Cambridge’s flagship Big Biotech company AstraZeneca has further strengthened its cancer medicine pipeline with the acquisition of US company TeneoTwo – a deal that could stack up to more than $1.26 billion.
AstraZeneca says TeneoTwo’s clinical-stage T-cell engager –TNB-486 – will be evaluated in multiple types of lymphoma.
TeneoTwo, Inc., is a majority owned subsidiary company of TBio, LLC, a limited liability company formed in Delaware.
AstraZeneca will acquire all outstanding equity of TeneoTwo in exchange for an upfront payment of $100 million on deal closing – expected in Q3 this year, subject to customary closing conditions and regulatory clearances.
AstraZeneca will make additional contingent R & D-related milestone payments of up to $805m and additional contingent commercial-related milestone payments of up to $360m to TeneoTwo’s equity holders.
The acquisition of TNB-486 aims to accelerate the development of this potential new medicine for B-cell haematologic malignancies, including diffuse large B-cell lymphoma and follicular lymphoma.
Building on the success of Calquence (acalabrutinib), TNB-486 further diversifies AstraZeneca’s haematology pipeline that spans multiple therapeutic modalities and mechanisms to address a broad spectrum of blood cancers.
TNB-486 belongs to a class of therapeutic antibodies known as T-cell engagers, which are emerging as a promising therapeutic approach in haematologic malignancies and solid tumours.
T-cell engagers are bispecific molecules that are engineered to redirect the immune system’s T-cells to recognise and kill cancer cells.
By binding to both CD19, an antigen expressed on B-cells, and to the CD3 receptor on T-cells, TNB-486 activates and recruits T-cells to CD19-expressing tumours where they can elicit an immune response.

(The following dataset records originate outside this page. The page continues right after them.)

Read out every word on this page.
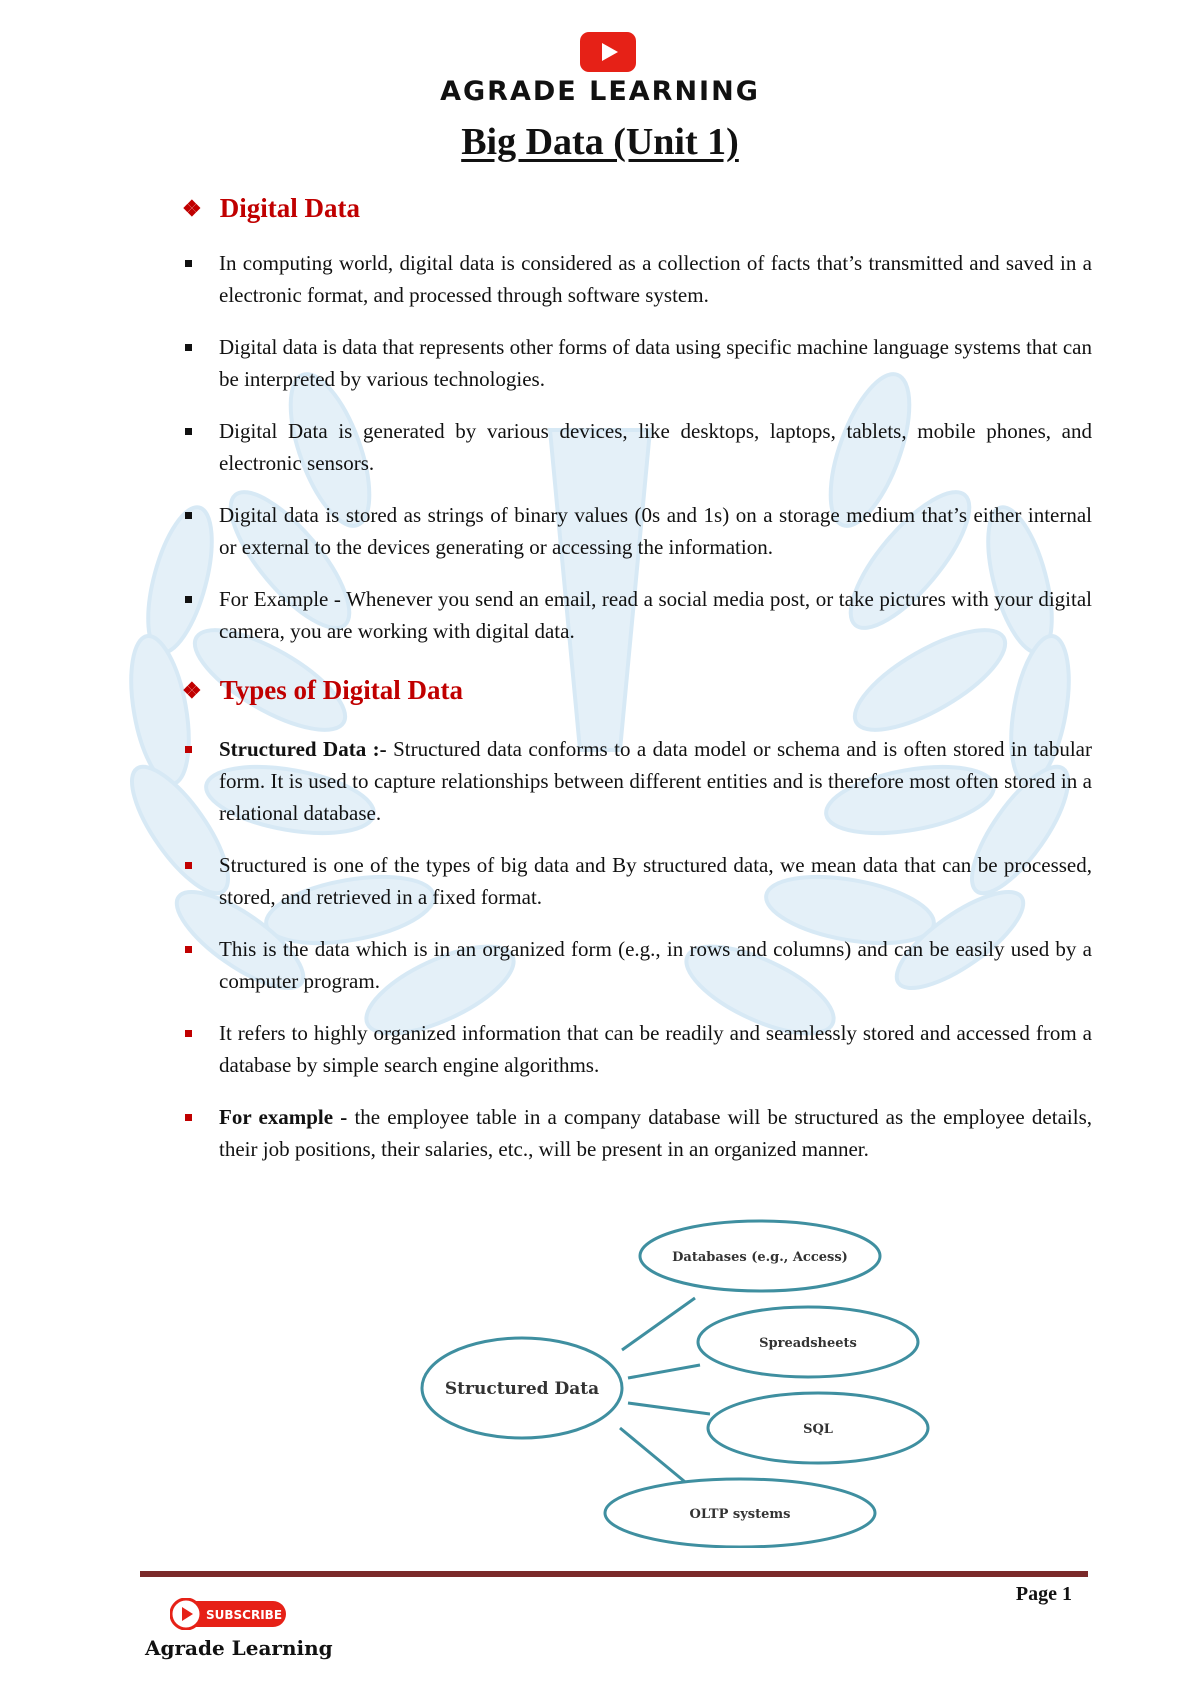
AGRADE LEARNING
Big Data (Unit 1)
❖ Digital Data
In computing world, digital data is considered as a collection of facts that’s transmitted and saved in a electronic format, and processed through software system.
Digital data is data that represents other forms of data using specific machine language systems that can be interpreted by various technologies.
Digital Data is generated by various devices, like desktops, laptops, tablets, mobile phones, and electronic sensors.
Digital data is stored as strings of binary values (0s and 1s) on a storage medium that’s either internal or external to the devices generating or accessing the information.
For Example - Whenever you send an email, read a social media post, or take pictures with your digital camera, you are working with digital data.
❖ Types of Digital Data
Structured Data :- Structured data conforms to a data model or schema and is often stored in tabular form. It is used to capture relationships between different entities and is therefore most often stored in a relational database.
Structured is one of the types of big data and By structured data, we mean data that can be processed, stored, and retrieved in a fixed format.
This is the data which is in an organized form (e.g., in rows and columns) and can be easily used by a computer program.
It refers to highly organized information that can be readily and seamlessly stored and accessed from a database by simple search engine algorithms.
For example - the employee table in a company database will be structured as the employee details, their job positions, their salaries, etc., will be present in an organized manner.
Structured Data
Databases (e.g., Access)
Spreadsheets
SQL
OLTP systems
Page 1
SUBSCRIBE
Agrade Learning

Anas Younes, senior VP Haematology R & D for AstraZeneca said: “By redirecting the body’s natural immune response to target B-cell malignancies, TNB-486 alone or in combination with CD20-targeted therapy could potentially deepen clinical responses and improve patient outcomes.
“We believe this innovative molecule, which was designed to optimise the therapeutic window of T-cell activation, will enable us to explore novel combinations that have the potential to become new standards of care in this setting.”